The topic of farm systems and prospects usually revolve around future potential and what that player may contribute in the future, but I’d also be remiss to ignore the players who recently graduated into the majors this past season. Three notable prospects saw their first extended action in at the MLB level and are hoping to take the lessons learned from last season in order to take that next step in development. Typically a player’s first season is about getting their bearings in at the MLB level and seeing how they handle facing off against the best baseball players in the world. The second, which is where these guys fit in, is making the adjustments and firmly establishing themselves at this level.

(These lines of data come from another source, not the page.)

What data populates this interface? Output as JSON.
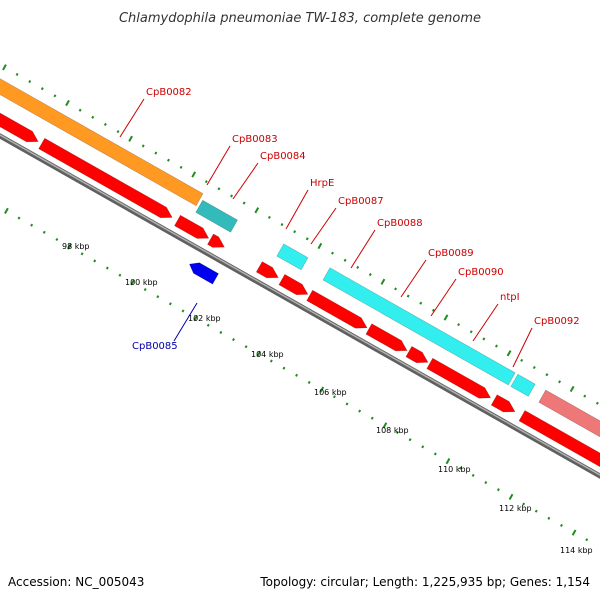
{
  "title": "Chlamydophila pneumoniae TW-183, complete genome",
  "footer": {
    "accession": "Accession: NC_005043",
    "summary": "Topology: circular; Length: 1,225,935 bp; Genes: 1,154"
  },
  "colors": {
    "backbone": "#808080",
    "ticks": "#228B22",
    "label_forward": "#cc0000",
    "label_reverse": "#0000aa",
    "orange": "#ff9922",
    "teal": "#33bbbb",
    "cyan": "#33eeee",
    "red": "#ff0000",
    "blue": "#0000ee",
    "pink": "#ee7777"
  },
  "kbp_labels": [
    "98 kbp",
    "100 kbp",
    "102 kbp",
    "104 kbp",
    "106 kbp",
    "108 kbp",
    "110 kbp",
    "112 kbp",
    "114 kbp"
  ],
  "gene_labels": [
    {
      "text": "CpB0082",
      "strand": "forward"
    },
    {
      "text": "CpB0083",
      "strand": "forward"
    },
    {
      "text": "CpB0084",
      "strand": "forward"
    },
    {
      "text": "HrpE",
      "strand": "forward"
    },
    {
      "text": "CpB0087",
      "strand": "forward"
    },
    {
      "text": "CpB0088",
      "strand": "forward"
    },
    {
      "text": "CpB0089",
      "strand": "forward"
    },
    {
      "text": "CpB0090",
      "strand": "forward"
    },
    {
      "text": "ntpI",
      "strand": "forward"
    },
    {
      "text": "CpB0092",
      "strand": "forward"
    },
    {
      "text": "CpB0085",
      "strand": "reverse"
    }
  ]
}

The former 1st round pick spent the entire season up in the majors although it was a rocky first season thanks to the team yo-yoing him around the diamond. At the same time, he put up a mediocre .267/.328/.404 (96 wRC+) with only 42 XBH in 545 trips to the plate and ultimate was a replacement level player. Long term those numbers won’t cut it, especially given his draft pedigree, but at the same time we’re hoping for more progression in Year Two. The good news is his defensive value should jump simply by taking him out of the outfield and moving him to his natural position of first base. With a steady position, I’m also hoping that allows him to focus on getting more power out of his bat.
The good news is Smith has very good plate discipline and doesn’t chase out of the zone very much. The issue is a grounder-heavy batted ball profile that will limit the amount of damage he can do at the plate. Without game-changing speed, that profile will result in a lot of outs and also a prime double play candidate in the lineup. For him to get more value out of the bat, Smith will need to be able to generate extra base hits at a more prolific rate. It appears that Smith has also filled out a bit and added more muscle, which we’re hoping is a sign of things to come.
Rojas finally got a chance to be a regular in the lineup and his bat definitely showed up. Over 550 PA, Rojas batted .264/.341/.411 with 46 XBH and a 102 wRC+, which was good enough to get him regular playing time. The issue was the team kept yo-yoing him around the diamond because he couldn’t hold down a position. That included looks at second base, right field, shortstop, and third base, although I don’t think he plays any significant innings at short stop with Ketel Marte moving back to the infield and Geraldo Perdomo on the 40-man roster. In 2022, the team should just focus on him sticking at one position and just letting it work from there. The good news is right field is open for him to take an everyday role where his speed, athleticism, and arm strength play up. Given that Rojas didn’t have significant LHP/RHP platoon splits, I’m fine with him getting starts against most lefties.
On the offensive side of the ball, Rojas’ xwOBA is a definitely concern, as he put up a .299 mark over that time vs. his .327 wOBA in 2021. That particular stat isn’t necessarily predictive from year to year though, so it’s not too worrisome although batted ball luck can change in a hurry. In Year Two, we’re hoping to see more power out of the bat to keep him in the lineup. Rojas had surgery in the off-season to clean up the AC joint in his left shoulder, an injury he suffered in early July, which sapped a lot of his power in the second half of 2021. Rojas has the capability of being a 20 HR/20 SB guy in the lineup when full healthy, so I’ll be curious to see what the team does with him.
The first question we need answered is Daulton Varsho’s long term defensive position. Right now I see him as an outfielder masquerading as a catcher, with the former being a better position than the latter. There’s no question his bat is worth playing everyday, given how well he hit in the second half of 2021 once he got regular ABs. Getting Varsho to 500 PA in 2022 will be a challenge given the current construction of the roster behind the plate and in the outfield although trades and injuries always seem to work themselves out. I don’t think catcher is his long term position due to inadequate receiving skills and below average arm, but he has the athleticism and instincts to handle an outfield spot just fine.
The biggest area of development will be at the plate as opposed to behind it. Varsho held his own against LHP in a short sample, but struggled against RHP and particularly offspeed pitches. He has a pretty savvy offensive game that includes bunting on shifts, the ability to draw walks at a high clip, as well as borderline plus run speed that makes him a stolen base threat. Right now he is arguably the team’s best present day solution to the center field position, until Alek Thomas’ highly anticipated debut later this season. If he holds his own in center, which he has the tools to succeed at defensively, that solves a lot of short term problems for the organization. Once Thomas is up to stay, I think Varsho will get moved to left, where he should provide excellent defense for the team.
For the team to be able to make any sort of run in the middle of the decade, they will need at least one of these three players to develop into an above-average regular between now and when some of the higher ceiling guys can develop. Varsho likely has the easiest road to getting there followed by Rojas then Smith.